Inducing Labor Can Reduce Birth Complications Without Increasing Cesareans
But increases admissions to special care baby units
Research: Outcomes of elective induction of labor compared with expectant management: population based study
Induction of labor beyond 37 weeks of pregnancy can reduce perinatal mortality (death before, during or shortly after birth) without increasing caesarean section rates, finds a study published on bmj.com today.
However, induction is associated with a greater risk of admission to a special care baby unit.
Induction of labor is frequently performed for pregnancies of more than 41 weeks gestation to reduce perinatal mortality. Induction at term (beyond 37 weeks) can also reduce complications, particularly when a mother has existing health problems like high blood pressure.
Yet there has been no large study examining the risks and benefits of induction at term on newborn deaths.
This information is needed to help guide decisions about pregnancy management. So a team of researchers in Scotland compared rates of perinatal mortality and maternal complications after elective induction (induction of labor with no recognized medical indication) and expectant management (continuation of pregnancy to either spontaneous labor or induction or caesarean section at a later date).

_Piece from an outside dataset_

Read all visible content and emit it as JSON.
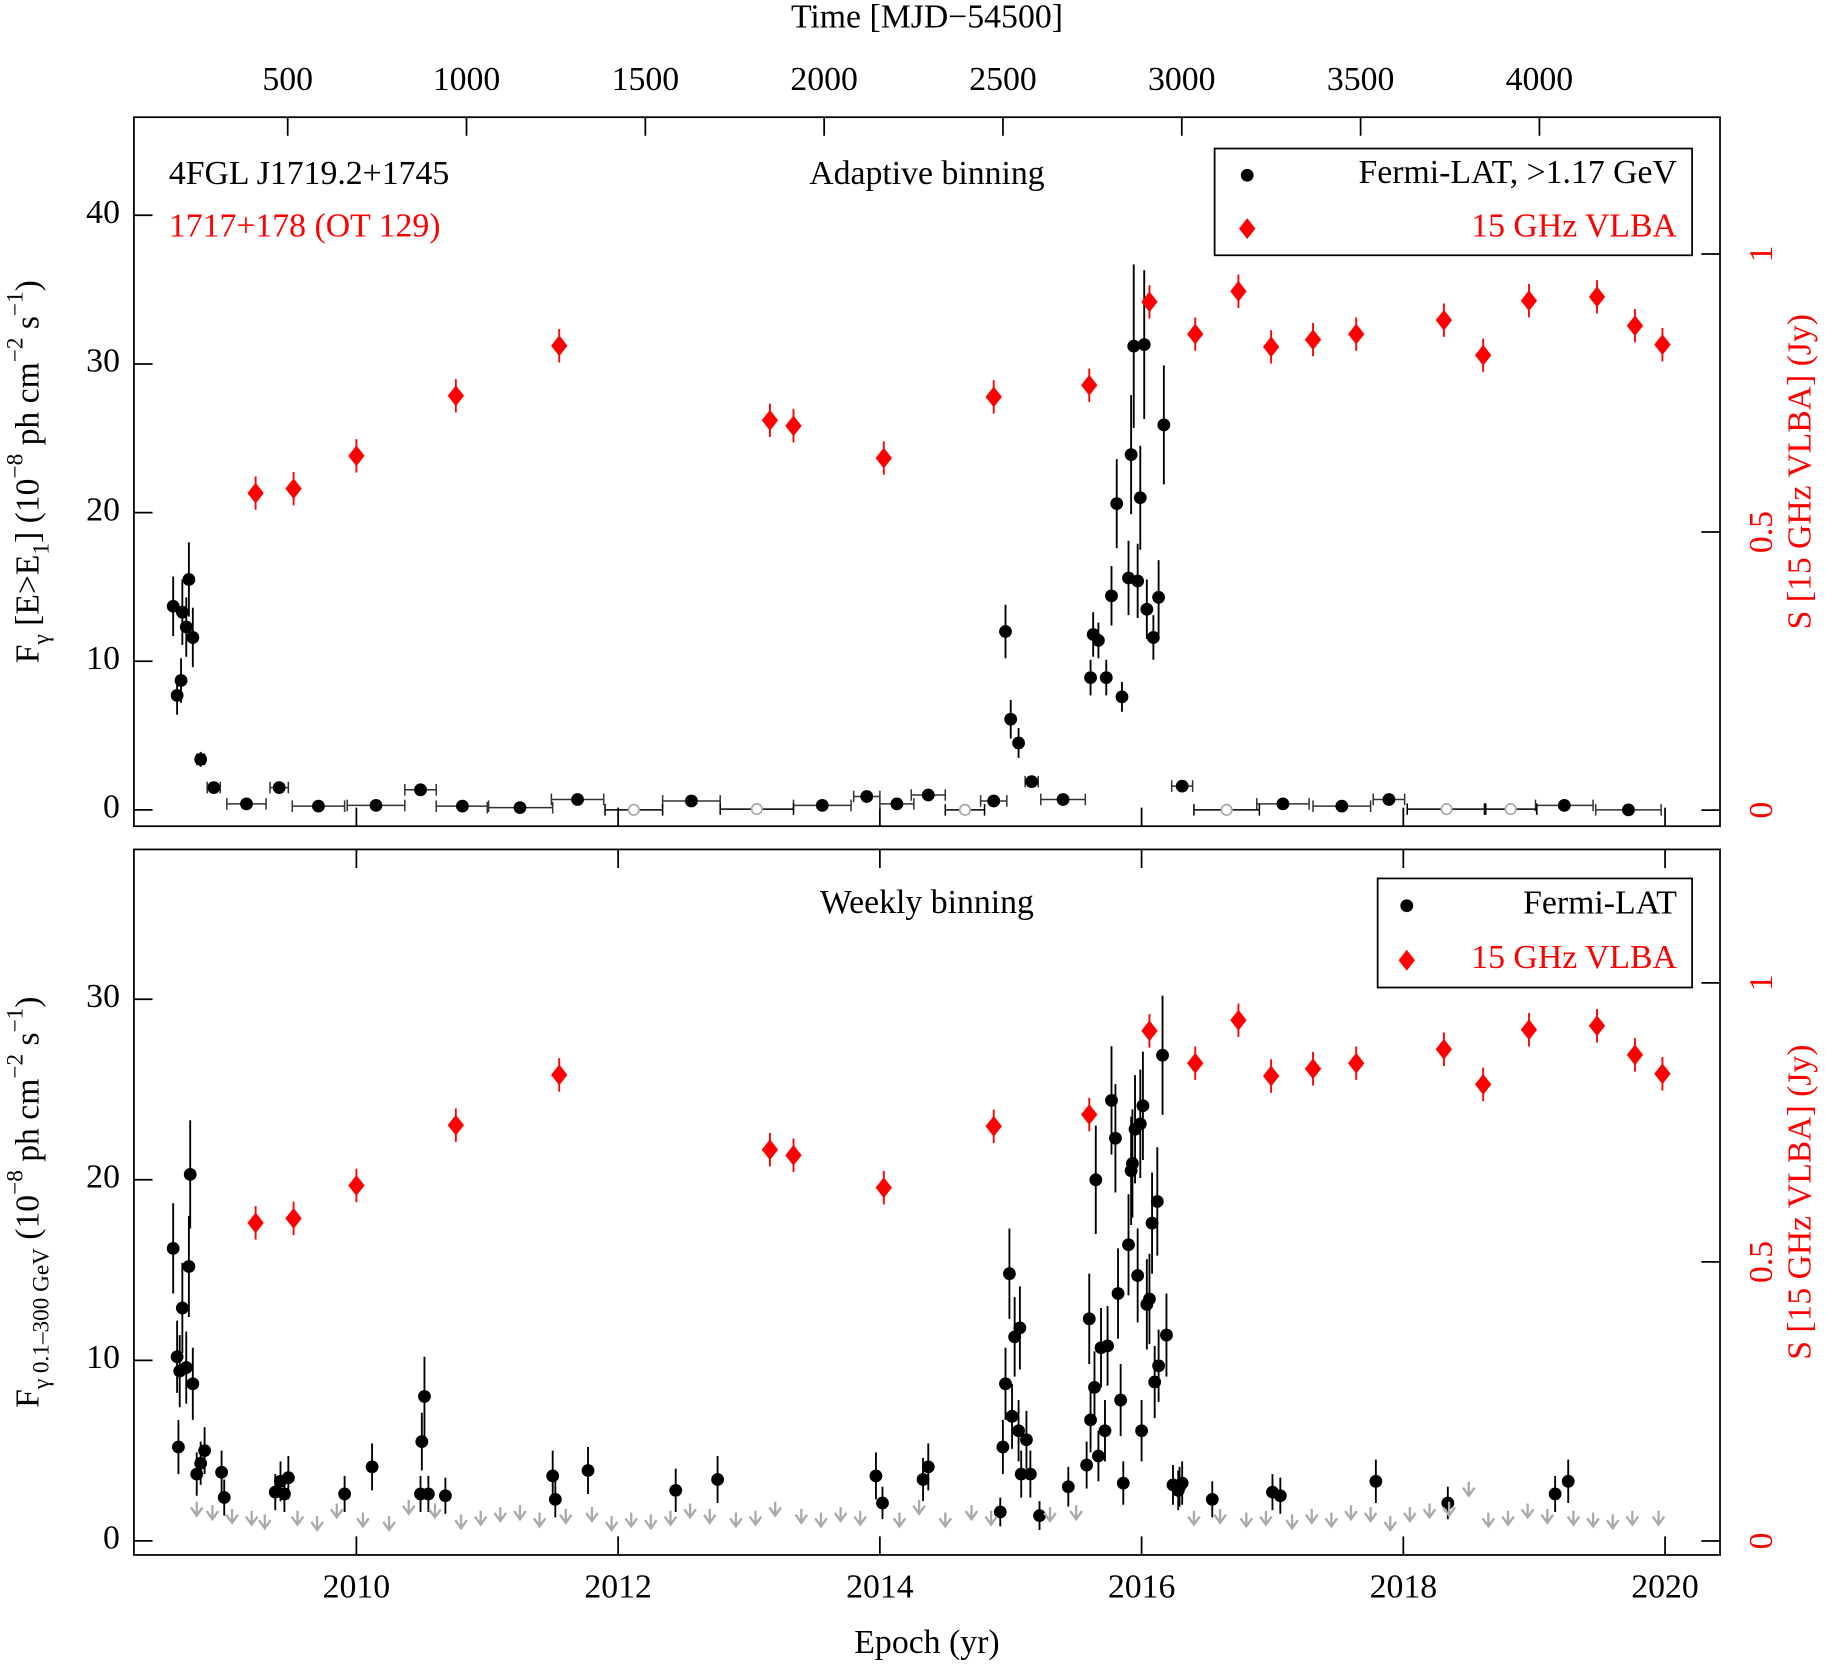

Using Scottish birth and death records, they analyzed data for over 1.2 million women with single pregnancies who gave birth after 37 weeks gestation between 1981 and 2007. Outcomes were adjusted for factors such as age at delivery, whether the mother had given birth before, birth weight and deprivation.
At each gestation between 37 and 41 weeks, elective induction of labor was associated with lower death rates compared with expectant management, without increasing the need for a caesarean section. For example, at 40 weeks gestation, deaths occurred in 37 out of 44,764 (0.08%) in the induction group compared with 627 out of 350,643 (0.18%) in the expectant management group.
However, elective induction of labor was associated with increased rates of admission to a special care baby unit (8%) compared with expectant management (7.3%).
This means that for every 1,040 women having elective induction of labor at 40 weeks, one newborn death may be prevented, but this would result in seven more admissions to a special care baby unit, explain the authors.
Although there’s a possibility that some other unmeasured (confounding) factor may explain these results, the authors conclude that elective induction of labor at term “has the potential to reduce perinatal mortality in developed countries without increasing the risk of operative delivery.”